Tuhaf gelebilir ama Türkeş bile bu cuntadan çekmiştir. Öyle ki zindana atıldıktan sonra “fikirlerimiz iktidarda ancak biz içerdeyiz” manasında söylemlerle şaşkınlığını saklayamamıştır. Halbuki Alparslan Türkeş 1950’lerde Amerika’ya giderek Florida’da özel eğitim almış bir amerikancıdır. Nasıl eğitilip gönderildiğinin hikayesini bilmeyen yoktur. Ama dediğimiz gibi buna rağmen 12 Eylül cuntası yaşandığında Türkeş bile içeriye alınmıştır. Malum, sonrada geliştirilecek olan; Kenan Evren’in deyimiyle; “bir solcu almışsak, bir de sağcı aldık” cümlesi ile “herkese aynı ölçüde yaklaştık,” esasta ortaya çıkarılmak ve de bölgeye yapılmak istenen müdahalenin üstünü örtmek için yapıldığını bugün daha iyi anlaşılıyor.

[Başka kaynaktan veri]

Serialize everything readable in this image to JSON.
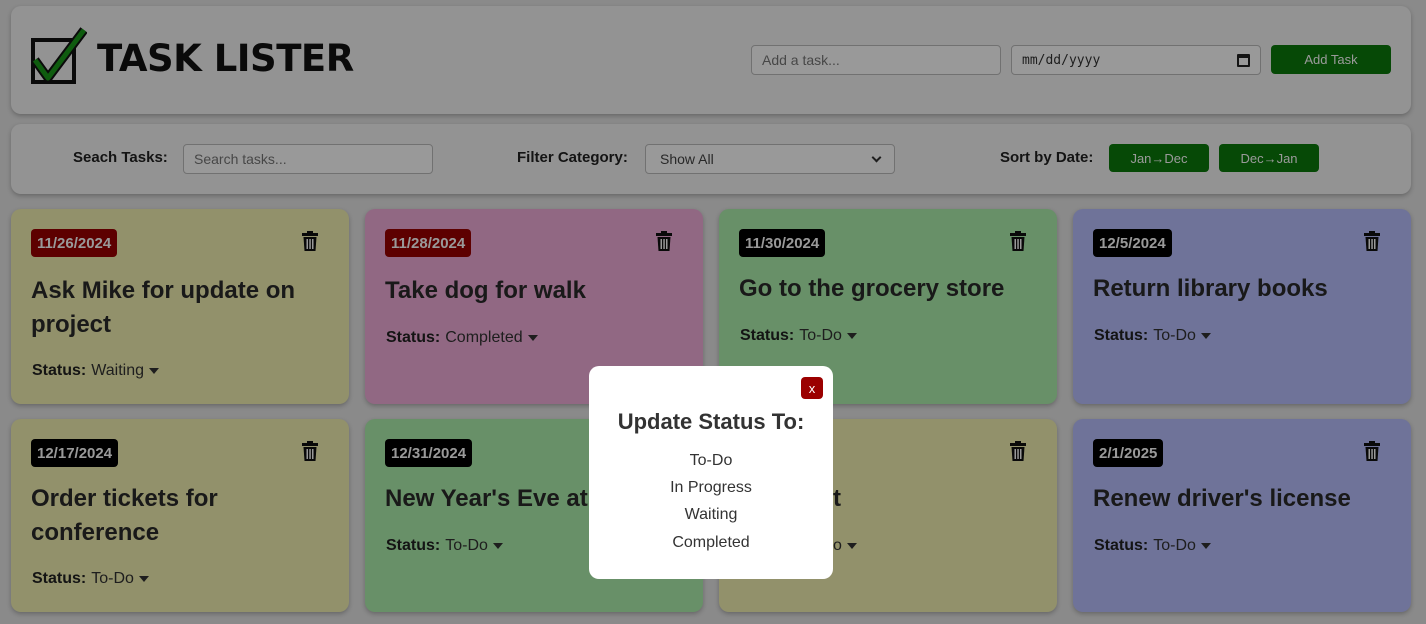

Çokça askerlerin laik oldukları, İslam karşıtlıkları olduğu söylenir. Sanıldığının ve söylendiğinin tersine Türkiye’de ılımlı İslam hareketlerini en çok geliştiren hareket 12 Eylül cuntasıdır. Türkiye’de en çok kuran kurslarını açan, imam hatip okullarını açan, din görevlerini hem de kendi dokunulmaz diye belirlediği anayasa maddelerine söz verdirterek görevlendiren yine 12 Eylül faşist cuntasıdır.

12 Eylül cuntası başa geldiğinde Fettulah Gülen’in sözlerini hatırlatmak bile söylenmek istenenleri açıkça gözler önüne serer. 12 Eylül faşist cuntasını 1980 yılında başa gelmesine dönük Fettullah Gülen Sızıntı dergisinde “Karakol” başlıklı yazısında methiyeler düzmektedir.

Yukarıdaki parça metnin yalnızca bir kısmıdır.